RF wrote:These particular tactics would of course require knowledge on the part of the respective commanders of the other ships weak points. From the German perspective this is unlikely as their knowledge of the US Navy and its surface ships was very little.
Given the US ship having 16 inch guns the Germans would be even less inclined to engage than to take on Rodney.
Saltheart wrote:... But to read the comparisms on that other site you'd think all SD would have to do to win is turn up.
except for the main turrets
Thorsten Wahl wrote:except for the main turrets
this seems wrong
the faceplate appears vulnerable at every distance and
barbettes seem vulnerable until around 22-23 km if i consider a 5-7% NBL advantage of the german armor.
However, at 20km, the angle of fall of 15" shell would be 16*, thus the impact angle would be ~ 24*.
From GK100, I understand the perforation was ~412mm at 20km considering a vertical plate, so the impact angle = angle of fall...
Are you sure it would go through ?
The relative advantages of Washington woudl be better deck penetration, and a potentialy more damaging explosion of the 1227kg shells. Also, the main 16" magazines were practically unreacheable by the 15" shells at any range, being put deep inside the ship, near the bottom of the hull, some 7 meters below the waterline, and thus protected by water + inclined main belt + 38mm splinter belt.
Dave Saxton wrote:
Remember it was not KC, but Class B, and Class B at these thickness levels is also down several % points on ballistic resistance relative to its own standard.
Washington's deck protection is weaker than Bismarck's.
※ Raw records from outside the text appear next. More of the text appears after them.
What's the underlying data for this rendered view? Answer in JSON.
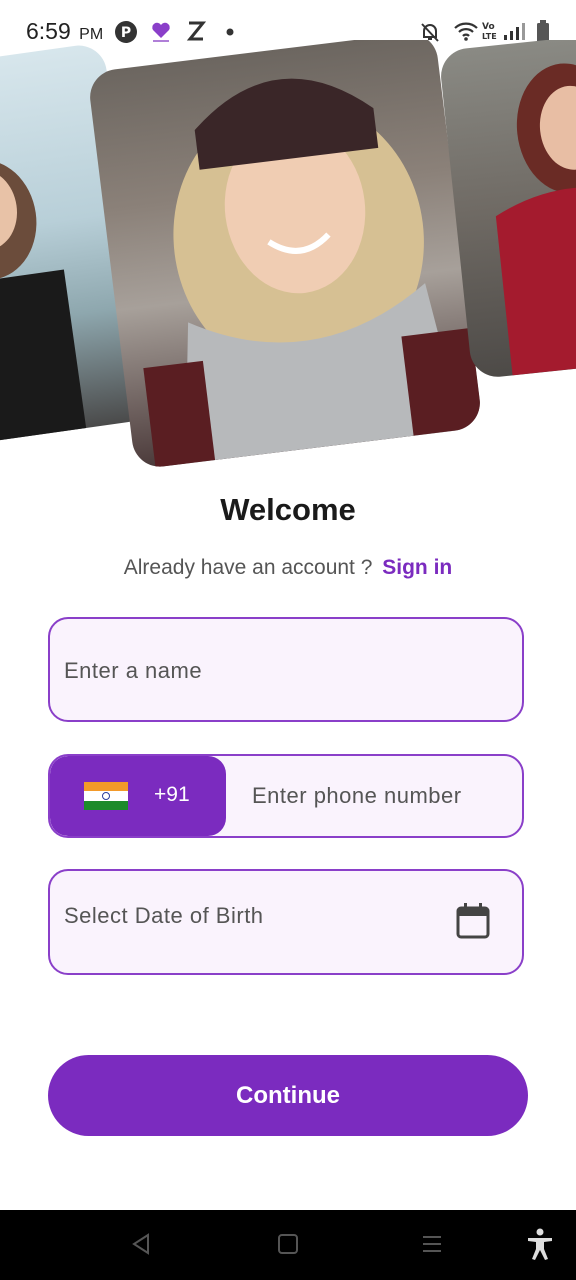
{
  "status_bar": {
    "time": "6:59",
    "ampm": "PM",
    "left_icons": [
      "pinterest-like-icon",
      "app-heart-icon",
      "z-icon",
      "dot-icon"
    ],
    "right_icons": [
      "notification-off-icon",
      "wifi-icon",
      "volte-icon",
      "signal-icon",
      "battery-icon"
    ]
  },
  "welcome": {
    "title": "Welcome",
    "account_prompt": "Already have an account ?",
    "signin_label": "Sign in"
  },
  "form": {
    "name_placeholder": "Enter a name",
    "country_code": "+91",
    "phone_placeholder": "Enter phone number",
    "dob_placeholder": "Select Date of Birth"
  },
  "continue_label": "Continue",
  "colors": {
    "accent": "#7b2bbf",
    "field_bg": "#faf3fd",
    "field_border": "#8a3fc9"
  }
}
I'm not sure that the American shell creates a more damaging explosion. The German explosive filler was of much greater explosive power and the German shell had a slightly greater filler %.
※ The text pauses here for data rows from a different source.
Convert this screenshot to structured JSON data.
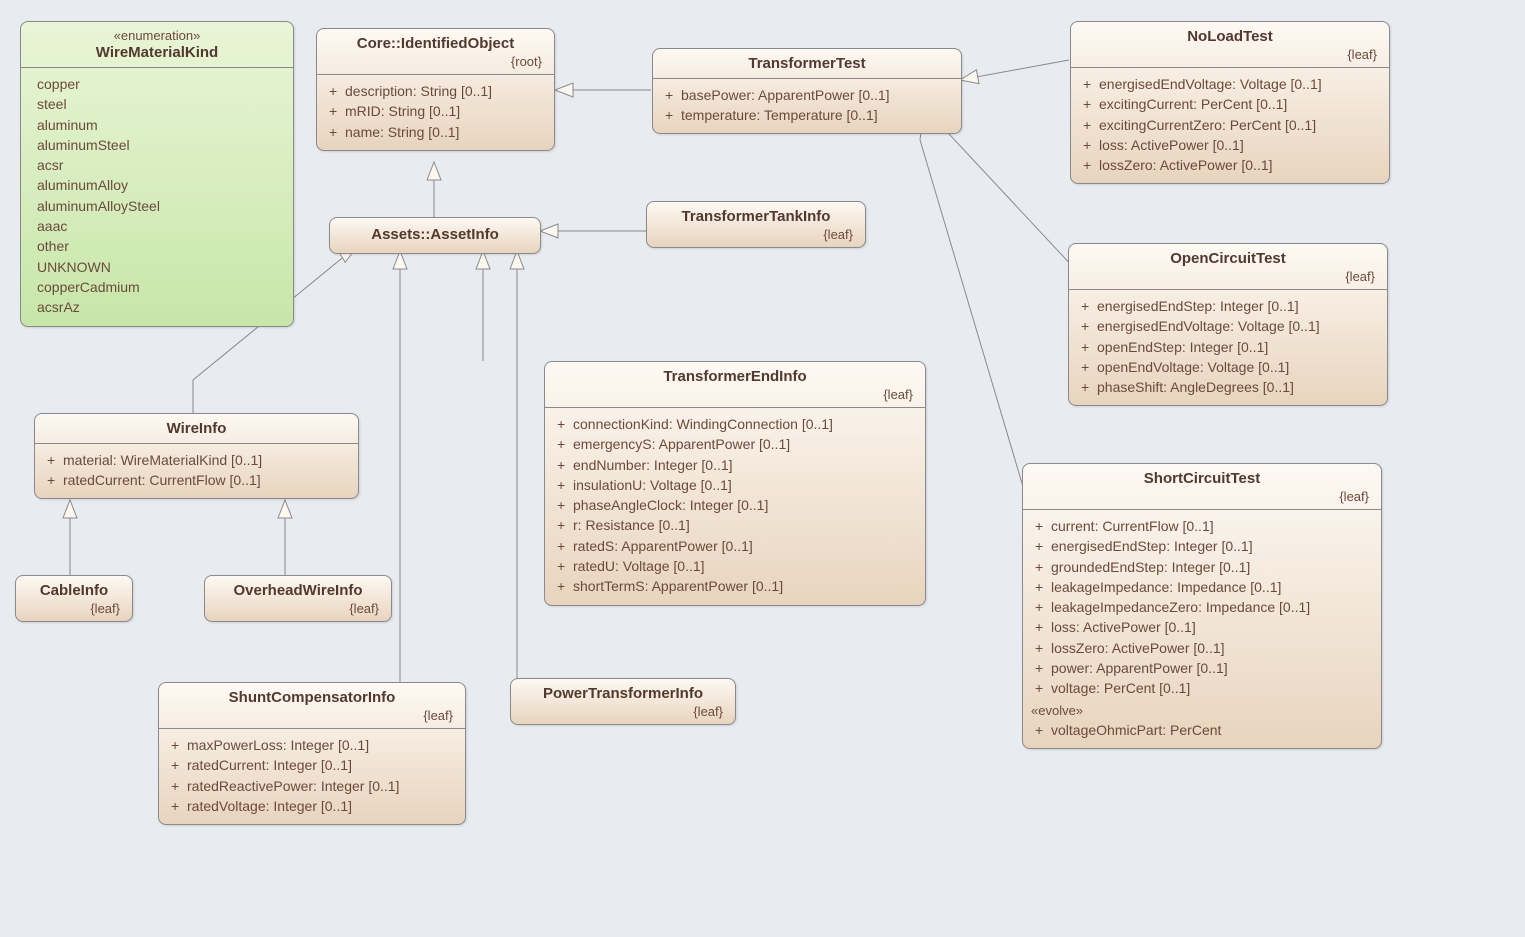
{
  "classes": {
    "WireMaterialKind": {
      "stereotype": "«enumeration»",
      "name": "WireMaterialKind",
      "items": [
        "copper",
        "steel",
        "aluminum",
        "aluminumSteel",
        "acsr",
        "aluminumAlloy",
        "aluminumAlloySteel",
        "aaac",
        "other",
        "UNKNOWN",
        "copperCadmium",
        "acsrAz"
      ]
    },
    "IdentifiedObject": {
      "name": "Core::IdentifiedObject",
      "constraint": "{root}",
      "attrs": [
        "description: String [0..1]",
        "mRID: String [0..1]",
        "name: String [0..1]"
      ]
    },
    "TransformerTest": {
      "name": "TransformerTest",
      "attrs": [
        "basePower: ApparentPower [0..1]",
        "temperature: Temperature [0..1]"
      ]
    },
    "NoLoadTest": {
      "name": "NoLoadTest",
      "constraint": "{leaf}",
      "attrs": [
        "energisedEndVoltage: Voltage [0..1]",
        "excitingCurrent: PerCent [0..1]",
        "excitingCurrentZero: PerCent [0..1]",
        "loss: ActivePower [0..1]",
        "lossZero: ActivePower [0..1]"
      ]
    },
    "AssetInfo": {
      "name": "Assets::AssetInfo"
    },
    "TransformerTankInfo": {
      "name": "TransformerTankInfo",
      "constraint": "{leaf}"
    },
    "OpenCircuitTest": {
      "name": "OpenCircuitTest",
      "constraint": "{leaf}",
      "attrs": [
        "energisedEndStep: Integer [0..1]",
        "energisedEndVoltage: Voltage [0..1]",
        "openEndStep: Integer [0..1]",
        "openEndVoltage: Voltage [0..1]",
        "phaseShift: AngleDegrees [0..1]"
      ]
    },
    "TransformerEndInfo": {
      "name": "TransformerEndInfo",
      "constraint": "{leaf}",
      "attrs": [
        "connectionKind: WindingConnection [0..1]",
        "emergencyS: ApparentPower [0..1]",
        "endNumber: Integer [0..1]",
        "insulationU: Voltage [0..1]",
        "phaseAngleClock: Integer [0..1]",
        "r: Resistance [0..1]",
        "ratedS: ApparentPower [0..1]",
        "ratedU: Voltage [0..1]",
        "shortTermS: ApparentPower [0..1]"
      ]
    },
    "WireInfo": {
      "name": "WireInfo",
      "attrs": [
        "material: WireMaterialKind [0..1]",
        "ratedCurrent: CurrentFlow [0..1]"
      ]
    },
    "CableInfo": {
      "name": "CableInfo",
      "constraint": "{leaf}"
    },
    "OverheadWireInfo": {
      "name": "OverheadWireInfo",
      "constraint": "{leaf}"
    },
    "ShortCircuitTest": {
      "name": "ShortCircuitTest",
      "constraint": "{leaf}",
      "attrs": [
        "current: CurrentFlow [0..1]",
        "energisedEndStep: Integer [0..1]",
        "groundedEndStep: Integer [0..1]",
        "leakageImpedance: Impedance [0..1]",
        "leakageImpedanceZero: Impedance [0..1]",
        "loss: ActivePower [0..1]",
        "lossZero: ActivePower [0..1]",
        "power: ApparentPower [0..1]",
        "voltage: PerCent [0..1]"
      ],
      "evolveStereo": "«evolve»",
      "evolveAttrs": [
        "voltageOhmicPart: PerCent"
      ]
    },
    "ShuntCompensatorInfo": {
      "name": "ShuntCompensatorInfo",
      "constraint": "{leaf}",
      "attrs": [
        "maxPowerLoss: Integer [0..1]",
        "ratedCurrent: Integer [0..1]",
        "ratedReactivePower: Integer [0..1]",
        "ratedVoltage: Integer [0..1]"
      ]
    },
    "PowerTransformerInfo": {
      "name": "PowerTransformerInfo",
      "constraint": "{leaf}"
    }
  }
}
Saltheart wrote:That sounds right. I've sometimes wondered how much the Germans knew of American ships and what the American tactics would be. But if they did know the weight of the US projectiles it probably would have occured to them that if the Americans were going for great weight in their shells then they were probably looking to attack horizontal armor. It would be very interesting to know if the Germans ever advised their Captains on the tactics to follow against US battleships.
RF wrote:Saltheart wrote:That sounds right. I've sometimes wondered how much the Germans knew of American ships and what the American tactics would be. But if they did know the weight of the US projectiles it probably would have occured to them that if the Americans were going for great weight in their shells then they were probably looking to attack horizontal armor. It would be very interesting to know if the Germans ever advised their Captains on the tactics to follow against US battleships.
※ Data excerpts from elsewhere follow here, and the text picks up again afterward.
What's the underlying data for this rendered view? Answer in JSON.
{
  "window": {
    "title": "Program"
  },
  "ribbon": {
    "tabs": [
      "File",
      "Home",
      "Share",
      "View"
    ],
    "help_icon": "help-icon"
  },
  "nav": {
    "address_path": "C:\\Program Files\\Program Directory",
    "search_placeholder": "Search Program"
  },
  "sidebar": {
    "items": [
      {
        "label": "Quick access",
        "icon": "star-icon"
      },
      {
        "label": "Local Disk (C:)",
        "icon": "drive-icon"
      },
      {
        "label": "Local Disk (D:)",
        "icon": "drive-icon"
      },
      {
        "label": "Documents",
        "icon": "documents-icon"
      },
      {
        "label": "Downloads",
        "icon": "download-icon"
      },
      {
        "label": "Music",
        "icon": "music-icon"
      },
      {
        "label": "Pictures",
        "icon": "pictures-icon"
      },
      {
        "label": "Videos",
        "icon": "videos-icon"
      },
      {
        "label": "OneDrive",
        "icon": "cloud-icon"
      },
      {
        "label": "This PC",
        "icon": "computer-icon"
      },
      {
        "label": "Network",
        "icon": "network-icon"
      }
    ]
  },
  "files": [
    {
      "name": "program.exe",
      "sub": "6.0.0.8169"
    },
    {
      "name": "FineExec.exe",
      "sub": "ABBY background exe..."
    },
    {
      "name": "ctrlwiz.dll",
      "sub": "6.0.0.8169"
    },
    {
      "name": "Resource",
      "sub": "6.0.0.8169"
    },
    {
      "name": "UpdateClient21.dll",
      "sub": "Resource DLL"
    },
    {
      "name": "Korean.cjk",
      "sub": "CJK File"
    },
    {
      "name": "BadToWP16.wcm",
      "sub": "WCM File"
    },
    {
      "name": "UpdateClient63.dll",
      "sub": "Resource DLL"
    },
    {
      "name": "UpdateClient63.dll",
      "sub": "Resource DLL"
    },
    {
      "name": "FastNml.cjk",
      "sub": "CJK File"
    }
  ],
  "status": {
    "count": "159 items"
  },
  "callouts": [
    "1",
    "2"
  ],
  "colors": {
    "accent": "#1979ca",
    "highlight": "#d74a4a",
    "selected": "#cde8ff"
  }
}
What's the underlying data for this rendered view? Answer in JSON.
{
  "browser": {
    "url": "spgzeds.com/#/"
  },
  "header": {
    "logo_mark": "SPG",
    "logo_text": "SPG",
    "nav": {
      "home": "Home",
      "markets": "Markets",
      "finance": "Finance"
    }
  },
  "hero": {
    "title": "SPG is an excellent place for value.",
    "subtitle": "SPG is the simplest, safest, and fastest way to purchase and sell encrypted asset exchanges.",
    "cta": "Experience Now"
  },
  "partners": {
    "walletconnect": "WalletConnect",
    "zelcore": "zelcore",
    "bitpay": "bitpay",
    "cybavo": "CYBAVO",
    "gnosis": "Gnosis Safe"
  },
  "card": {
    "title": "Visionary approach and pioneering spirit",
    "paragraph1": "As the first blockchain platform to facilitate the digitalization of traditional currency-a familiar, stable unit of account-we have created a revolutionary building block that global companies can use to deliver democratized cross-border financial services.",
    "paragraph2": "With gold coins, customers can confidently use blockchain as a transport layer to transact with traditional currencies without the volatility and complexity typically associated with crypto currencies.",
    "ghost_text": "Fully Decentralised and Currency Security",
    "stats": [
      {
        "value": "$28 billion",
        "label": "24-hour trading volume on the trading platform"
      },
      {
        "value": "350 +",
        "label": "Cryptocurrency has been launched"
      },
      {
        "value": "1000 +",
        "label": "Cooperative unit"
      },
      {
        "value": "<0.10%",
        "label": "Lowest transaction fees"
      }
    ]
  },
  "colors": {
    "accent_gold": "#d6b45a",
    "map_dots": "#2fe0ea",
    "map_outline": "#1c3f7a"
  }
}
I doubt whether either Captains Topp or Meyer of the Tirpitz were given any information or tactical instructions about engaging US battleships; given their pe-occupation with the RN as their principal naval adversary the KM leadership seemed to have a complete blind spot when it came to the US Navy.
Indeed when in December 1941 Hitler asked the KM naval staff to show him the location of Pearl Harbor on a map none of them could answer the question.